Within an atom, electrons are influenced by two primary forces: the attractive force from the positively charged nucleus and the repulsive force from other negatively charged electrons. This duality is crucial for understanding atomic structure and behavior. For instance, an electron experiences attraction towards the nucleus due to the positive charge of protons, while simultaneously facing repulsion from other electrons in the outer shell, which are also negatively charged.

The concept of effective nuclear charge, denoted as \( Z_{\text{eff}} \), quantifies the net attractive force experienced by an electron from the nucleus after accounting for the repulsion from other electrons. A higher effective nuclear charge indicates a stronger attraction between the nucleus and the electron, leading to the electron being drawn closer to the nucleus.

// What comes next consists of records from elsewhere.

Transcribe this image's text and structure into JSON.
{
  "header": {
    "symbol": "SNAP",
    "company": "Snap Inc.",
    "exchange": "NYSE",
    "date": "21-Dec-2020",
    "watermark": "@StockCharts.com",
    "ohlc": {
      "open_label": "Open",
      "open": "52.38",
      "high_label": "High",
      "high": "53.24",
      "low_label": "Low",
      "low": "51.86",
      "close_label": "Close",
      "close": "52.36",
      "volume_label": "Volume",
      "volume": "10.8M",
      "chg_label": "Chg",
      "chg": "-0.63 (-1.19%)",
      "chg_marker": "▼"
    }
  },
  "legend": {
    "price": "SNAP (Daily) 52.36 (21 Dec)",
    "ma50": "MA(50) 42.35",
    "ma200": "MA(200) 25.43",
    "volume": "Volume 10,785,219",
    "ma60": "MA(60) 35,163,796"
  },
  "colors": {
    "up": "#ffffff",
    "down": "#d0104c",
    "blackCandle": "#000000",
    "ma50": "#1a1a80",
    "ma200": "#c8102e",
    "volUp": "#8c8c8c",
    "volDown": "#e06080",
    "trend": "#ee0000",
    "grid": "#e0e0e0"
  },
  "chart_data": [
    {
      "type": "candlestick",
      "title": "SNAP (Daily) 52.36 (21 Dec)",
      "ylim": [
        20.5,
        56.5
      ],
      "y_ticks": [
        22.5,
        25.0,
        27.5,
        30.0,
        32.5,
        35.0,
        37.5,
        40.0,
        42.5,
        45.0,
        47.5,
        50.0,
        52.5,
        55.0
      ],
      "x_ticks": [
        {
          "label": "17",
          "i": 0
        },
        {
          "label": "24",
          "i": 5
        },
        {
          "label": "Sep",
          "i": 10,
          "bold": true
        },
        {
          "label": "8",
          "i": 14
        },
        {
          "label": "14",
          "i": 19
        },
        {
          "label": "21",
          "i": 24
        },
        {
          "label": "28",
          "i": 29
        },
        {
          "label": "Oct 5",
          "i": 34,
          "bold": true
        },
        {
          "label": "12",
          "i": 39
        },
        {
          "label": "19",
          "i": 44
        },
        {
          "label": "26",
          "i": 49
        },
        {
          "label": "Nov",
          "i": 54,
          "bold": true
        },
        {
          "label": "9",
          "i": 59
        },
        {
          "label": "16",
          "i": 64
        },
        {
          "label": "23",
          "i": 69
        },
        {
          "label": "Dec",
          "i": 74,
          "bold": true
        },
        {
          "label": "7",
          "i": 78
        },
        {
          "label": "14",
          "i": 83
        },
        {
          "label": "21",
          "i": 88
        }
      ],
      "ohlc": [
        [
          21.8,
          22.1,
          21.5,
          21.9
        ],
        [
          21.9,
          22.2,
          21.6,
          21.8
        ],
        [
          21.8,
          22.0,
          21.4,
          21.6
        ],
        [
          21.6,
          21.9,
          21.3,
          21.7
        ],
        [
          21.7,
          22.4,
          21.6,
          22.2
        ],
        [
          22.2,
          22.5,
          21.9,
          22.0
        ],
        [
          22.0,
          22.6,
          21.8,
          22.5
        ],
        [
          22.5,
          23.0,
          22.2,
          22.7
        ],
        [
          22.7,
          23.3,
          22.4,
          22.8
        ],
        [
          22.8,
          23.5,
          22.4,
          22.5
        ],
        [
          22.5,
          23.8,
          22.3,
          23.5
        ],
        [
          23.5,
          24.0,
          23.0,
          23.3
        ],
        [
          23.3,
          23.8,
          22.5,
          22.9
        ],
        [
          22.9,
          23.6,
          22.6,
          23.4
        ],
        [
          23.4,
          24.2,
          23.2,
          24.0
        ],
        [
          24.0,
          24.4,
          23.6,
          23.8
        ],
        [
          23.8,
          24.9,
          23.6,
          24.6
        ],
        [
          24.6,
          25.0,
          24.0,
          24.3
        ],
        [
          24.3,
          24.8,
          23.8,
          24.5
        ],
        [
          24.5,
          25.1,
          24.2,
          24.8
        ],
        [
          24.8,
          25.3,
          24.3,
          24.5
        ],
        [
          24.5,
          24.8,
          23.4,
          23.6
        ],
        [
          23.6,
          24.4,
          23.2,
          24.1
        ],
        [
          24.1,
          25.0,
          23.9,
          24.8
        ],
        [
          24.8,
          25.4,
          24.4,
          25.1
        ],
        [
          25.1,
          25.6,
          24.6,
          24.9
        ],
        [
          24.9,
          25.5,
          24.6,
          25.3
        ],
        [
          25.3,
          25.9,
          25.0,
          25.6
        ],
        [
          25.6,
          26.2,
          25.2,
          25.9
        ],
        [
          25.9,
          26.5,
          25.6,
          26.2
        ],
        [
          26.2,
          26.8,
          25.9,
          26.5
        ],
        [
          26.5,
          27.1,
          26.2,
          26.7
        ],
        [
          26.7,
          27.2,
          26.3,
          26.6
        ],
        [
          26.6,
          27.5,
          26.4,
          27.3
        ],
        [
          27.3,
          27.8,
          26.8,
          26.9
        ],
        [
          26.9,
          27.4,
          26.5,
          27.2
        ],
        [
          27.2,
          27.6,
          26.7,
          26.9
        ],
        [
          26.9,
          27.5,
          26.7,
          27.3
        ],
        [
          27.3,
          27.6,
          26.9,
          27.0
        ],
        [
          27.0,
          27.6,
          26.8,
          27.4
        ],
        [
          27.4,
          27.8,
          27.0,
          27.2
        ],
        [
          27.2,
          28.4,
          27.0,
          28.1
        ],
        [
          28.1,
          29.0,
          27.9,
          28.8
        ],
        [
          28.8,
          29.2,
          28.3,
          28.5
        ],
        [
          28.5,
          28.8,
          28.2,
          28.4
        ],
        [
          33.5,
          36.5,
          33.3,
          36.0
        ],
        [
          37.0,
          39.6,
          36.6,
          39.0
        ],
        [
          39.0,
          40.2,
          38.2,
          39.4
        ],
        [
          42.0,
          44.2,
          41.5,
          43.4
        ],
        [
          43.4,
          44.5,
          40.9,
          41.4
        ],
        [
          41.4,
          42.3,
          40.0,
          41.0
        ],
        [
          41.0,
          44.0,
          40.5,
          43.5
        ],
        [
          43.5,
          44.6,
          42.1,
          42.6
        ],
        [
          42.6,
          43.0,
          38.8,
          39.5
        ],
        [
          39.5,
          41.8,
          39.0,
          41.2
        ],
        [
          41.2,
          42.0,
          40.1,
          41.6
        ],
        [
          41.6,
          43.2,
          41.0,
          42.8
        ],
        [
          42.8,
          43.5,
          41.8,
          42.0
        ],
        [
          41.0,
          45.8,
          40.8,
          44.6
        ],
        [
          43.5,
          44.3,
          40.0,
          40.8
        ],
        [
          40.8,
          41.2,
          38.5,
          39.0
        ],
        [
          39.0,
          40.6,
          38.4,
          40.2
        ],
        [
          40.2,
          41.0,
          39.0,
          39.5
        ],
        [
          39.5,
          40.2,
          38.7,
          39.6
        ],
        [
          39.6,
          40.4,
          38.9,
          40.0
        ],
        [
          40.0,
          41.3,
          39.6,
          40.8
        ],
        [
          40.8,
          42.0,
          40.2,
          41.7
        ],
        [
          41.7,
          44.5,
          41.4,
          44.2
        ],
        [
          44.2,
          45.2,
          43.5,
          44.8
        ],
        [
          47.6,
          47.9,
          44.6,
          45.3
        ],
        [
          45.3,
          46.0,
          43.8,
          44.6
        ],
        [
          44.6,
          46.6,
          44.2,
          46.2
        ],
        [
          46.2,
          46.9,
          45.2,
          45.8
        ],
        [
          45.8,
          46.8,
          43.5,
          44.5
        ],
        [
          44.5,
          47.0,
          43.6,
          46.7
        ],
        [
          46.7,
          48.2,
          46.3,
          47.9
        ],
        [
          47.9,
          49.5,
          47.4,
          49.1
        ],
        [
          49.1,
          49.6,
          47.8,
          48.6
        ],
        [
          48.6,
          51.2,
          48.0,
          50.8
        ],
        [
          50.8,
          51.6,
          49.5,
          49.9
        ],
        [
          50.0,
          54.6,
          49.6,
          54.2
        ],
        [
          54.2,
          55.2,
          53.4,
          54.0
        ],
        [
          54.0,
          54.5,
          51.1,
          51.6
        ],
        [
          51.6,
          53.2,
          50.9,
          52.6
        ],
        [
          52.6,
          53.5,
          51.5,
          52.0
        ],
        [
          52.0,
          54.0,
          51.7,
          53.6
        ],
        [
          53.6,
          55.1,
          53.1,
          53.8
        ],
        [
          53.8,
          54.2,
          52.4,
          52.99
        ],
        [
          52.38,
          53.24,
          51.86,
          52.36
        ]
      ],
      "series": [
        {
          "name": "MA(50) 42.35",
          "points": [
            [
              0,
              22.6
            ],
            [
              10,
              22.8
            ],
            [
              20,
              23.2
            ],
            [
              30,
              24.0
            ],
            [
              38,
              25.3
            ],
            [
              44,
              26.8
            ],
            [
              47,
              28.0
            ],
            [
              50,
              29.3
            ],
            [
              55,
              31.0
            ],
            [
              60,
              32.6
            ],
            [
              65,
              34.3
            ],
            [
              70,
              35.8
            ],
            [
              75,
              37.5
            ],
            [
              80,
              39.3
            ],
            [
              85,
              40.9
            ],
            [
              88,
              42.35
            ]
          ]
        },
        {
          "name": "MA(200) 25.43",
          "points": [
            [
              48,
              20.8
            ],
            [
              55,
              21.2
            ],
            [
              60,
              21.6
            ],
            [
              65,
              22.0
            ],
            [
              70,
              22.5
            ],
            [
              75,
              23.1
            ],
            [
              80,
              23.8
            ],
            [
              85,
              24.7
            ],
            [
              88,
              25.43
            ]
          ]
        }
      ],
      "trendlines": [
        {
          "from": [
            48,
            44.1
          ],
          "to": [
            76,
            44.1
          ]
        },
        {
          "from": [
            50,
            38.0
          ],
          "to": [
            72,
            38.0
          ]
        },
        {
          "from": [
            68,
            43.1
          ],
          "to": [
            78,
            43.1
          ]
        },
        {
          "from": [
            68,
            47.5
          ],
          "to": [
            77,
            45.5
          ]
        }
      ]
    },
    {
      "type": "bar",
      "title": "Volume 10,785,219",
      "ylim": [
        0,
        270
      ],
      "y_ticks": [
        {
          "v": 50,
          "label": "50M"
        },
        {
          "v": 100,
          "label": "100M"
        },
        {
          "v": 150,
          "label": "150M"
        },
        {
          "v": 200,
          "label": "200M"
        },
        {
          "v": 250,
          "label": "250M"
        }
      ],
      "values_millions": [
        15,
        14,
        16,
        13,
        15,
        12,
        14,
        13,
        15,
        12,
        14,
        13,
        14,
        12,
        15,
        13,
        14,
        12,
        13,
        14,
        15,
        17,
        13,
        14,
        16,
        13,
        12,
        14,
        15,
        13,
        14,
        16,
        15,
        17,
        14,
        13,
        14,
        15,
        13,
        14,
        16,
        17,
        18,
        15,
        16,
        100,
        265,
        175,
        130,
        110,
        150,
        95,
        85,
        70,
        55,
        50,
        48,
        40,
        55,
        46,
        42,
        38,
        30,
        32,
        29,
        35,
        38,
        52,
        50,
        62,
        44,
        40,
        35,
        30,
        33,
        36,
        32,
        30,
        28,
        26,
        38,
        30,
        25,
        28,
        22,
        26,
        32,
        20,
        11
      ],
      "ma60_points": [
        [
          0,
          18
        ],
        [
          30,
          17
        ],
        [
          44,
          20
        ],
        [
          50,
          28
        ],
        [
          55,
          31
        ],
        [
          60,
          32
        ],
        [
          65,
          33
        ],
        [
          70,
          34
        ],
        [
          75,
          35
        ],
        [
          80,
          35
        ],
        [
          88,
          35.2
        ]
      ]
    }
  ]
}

This relationship can be summarized as follows: as \( Z_{\text{eff}} \) increases, the attractive force between the nucleus and the electron also increases.

In addition to effective nuclear charge, the shielding constant plays a significant role in electron interactions. The shielding constant measures the extent to which inner core electrons repel outer valence electrons. As the shielding constant increases, the repulsive force among valence electrons also increases, pushing them further away from the nucleus. This dynamic illustrates how the interplay of attraction and repulsion shapes the arrangement and behavior of electrons within an atom.

In summary, the balance between the attractive force from the nucleus and the repulsive forces among electrons is fundamental to understanding atomic structure, influencing properties such as atomic size and ionization energy.